Still playing it cool
Helio representatives say they aren't worried. The venture reported monthly average revenue per user of about $100, well above the $40 to $50 a month the big carriers are reporting. The company also says that it is very focused on a highly profitable sliver of the overall cell phone market, which means it doesn't have to spend its marketing dollars on trying to reach every consumer.
"We are more confident today than ever before," said Rick Heineman, director of communications for Helio. "We know this is a cash-intensive business, but we are ramping quickly. And we don't need to get to tens of millions of subscribers before we start making money. We can do it with just a couple of million subscribers."
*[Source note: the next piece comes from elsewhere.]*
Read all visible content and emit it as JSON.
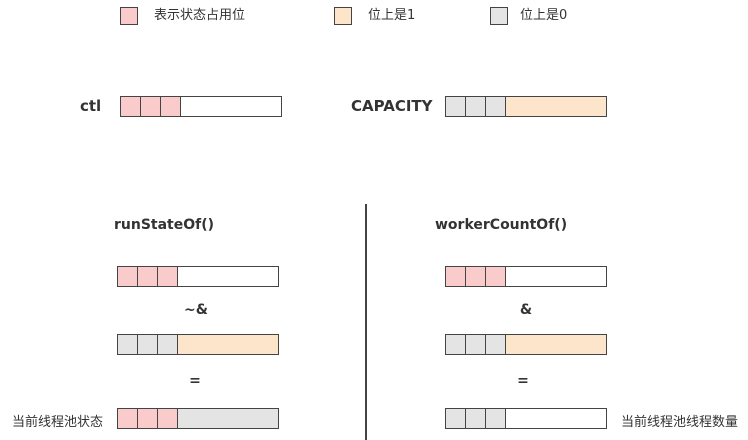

There's no doubt that the Helio products and services, which leverage technology from SK Telecom, strike a chord with early adopters. The three phones that Helio has released get high marks for design and functionality. It's also launched a bevy of new data services including mobile Myspace, a GPS friend locator and integrated Google maps, and, most recently, a new wireless music-download service.
And the company has already launched four hip cell phone "boutiques," in San Diego, Santa Monica, Palo Alto and Denver. More are slated to open in 2007, including a store in the chichi SoHo neighborhood in New York City later this year.
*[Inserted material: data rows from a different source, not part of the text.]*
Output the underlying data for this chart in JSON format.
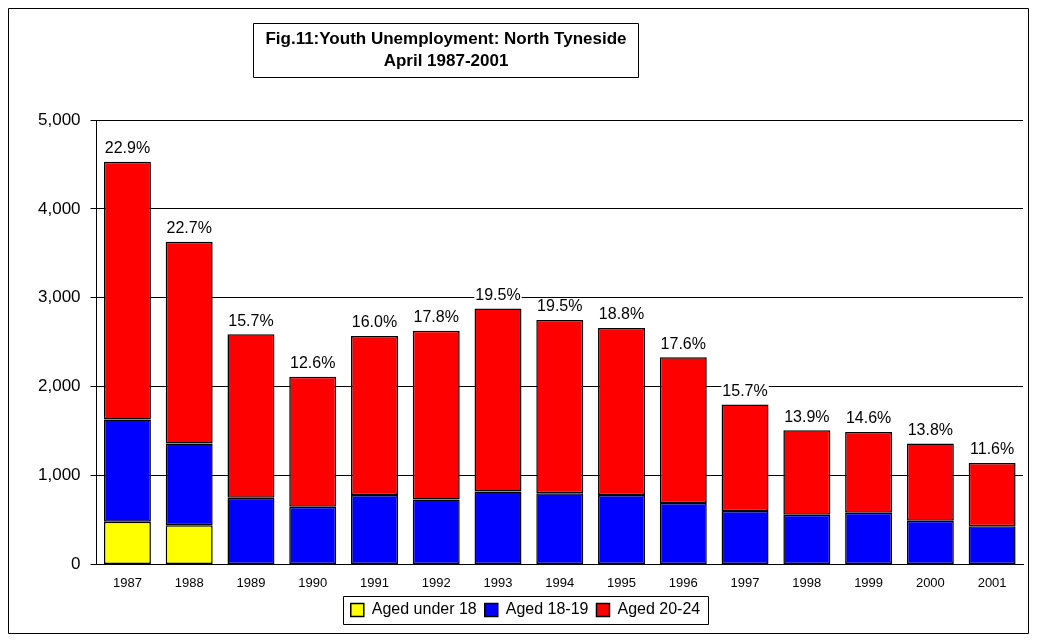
{
  "chart_data": {
    "type": "bar",
    "title": "Fig.11:Youth Unemployment: North Tyneside",
    "subtitle": "April 1987-2001",
    "categories": [
      "1987",
      "1988",
      "1989",
      "1990",
      "1991",
      "1992",
      "1993",
      "1994",
      "1995",
      "1996",
      "1997",
      "1998",
      "1999",
      "2000",
      "2001"
    ],
    "stacked": true,
    "series": [
      {
        "name": "Aged under 18",
        "color": "#ffff00",
        "values": [
          480,
          440,
          null,
          null,
          null,
          null,
          null,
          null,
          null,
          null,
          null,
          null,
          null,
          null,
          null
        ]
      },
      {
        "name": "Aged 18-19",
        "color": "#0000ff",
        "values": [
          1150,
          920,
          750,
          650,
          780,
          730,
          820,
          800,
          780,
          690,
          600,
          560,
          580,
          490,
          430
        ]
      },
      {
        "name": "Aged 20-24",
        "color": "#ff0000",
        "values": [
          2900,
          2270,
          1840,
          1460,
          1790,
          1900,
          2060,
          1950,
          1880,
          1640,
          1200,
          950,
          910,
          870,
          710
        ]
      }
    ],
    "annotations": [
      {
        "text": "22.9%",
        "x": "1987",
        "y": 4530
      },
      {
        "text": "22.7%",
        "x": "1988",
        "y": 3630
      },
      {
        "text": "15.7%",
        "x": "1989",
        "y": 2590
      },
      {
        "text": "12.6%",
        "x": "1990",
        "y": 2110
      },
      {
        "text": "16.0%",
        "x": "1991",
        "y": 2570
      },
      {
        "text": "17.8%",
        "x": "1992",
        "y": 2630
      },
      {
        "text": "19.5%",
        "x": "1993",
        "y": 2880
      },
      {
        "text": "19.5%",
        "x": "1994",
        "y": 2750
      },
      {
        "text": "18.8%",
        "x": "1995",
        "y": 2660
      },
      {
        "text": "17.6%",
        "x": "1996",
        "y": 2330
      },
      {
        "text": "15.7%",
        "x": "1997",
        "y": 1800
      },
      {
        "text": "13.9%",
        "x": "1998",
        "y": 1510
      },
      {
        "text": "14.6%",
        "x": "1999",
        "y": 1490
      },
      {
        "text": "13.8%",
        "x": "2000",
        "y": 1360
      },
      {
        "text": "11.6%",
        "x": "2001",
        "y": 1140
      }
    ],
    "ylim": [
      0,
      5000
    ],
    "yticks": [
      0,
      {
        "value": 1000,
        "label": "1,000"
      },
      {
        "value": 2000,
        "label": "2,000"
      },
      {
        "value": 3000,
        "label": "3,000"
      },
      {
        "value": 4000,
        "label": "4,000"
      },
      {
        "value": 5000,
        "label": "5,000"
      }
    ],
    "grid": "y",
    "legend": "bottom"
  }
}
But large operators are also trying to court these consumers with their own music and video download services. The scheduled introduction of Apple's new iPhone on Cingular's network starting in June only intensifies the pressure. Apple has already established a loyal following of iPod lovers, and analysts have predicted a quick ramp-up for iPhone in its initial launch.
"Apple's iPhone validates our strategy of creating a premium brand," Helio's Heineman said. He also pointed out that some consumers may not be willing to spend the $600 on an iPhone when they can get a Helio phone for around $225.
But if Helio is forced to compete on price, which to this point it has tried to avoid, the company could see its strong average revenue per user drop off drastically, which ultimately could impact profitability.
"Sky Dayton is an amazing marketer," Whetstone said. "I wish them well. But the numbers speak to the challenge. It's not an easy business."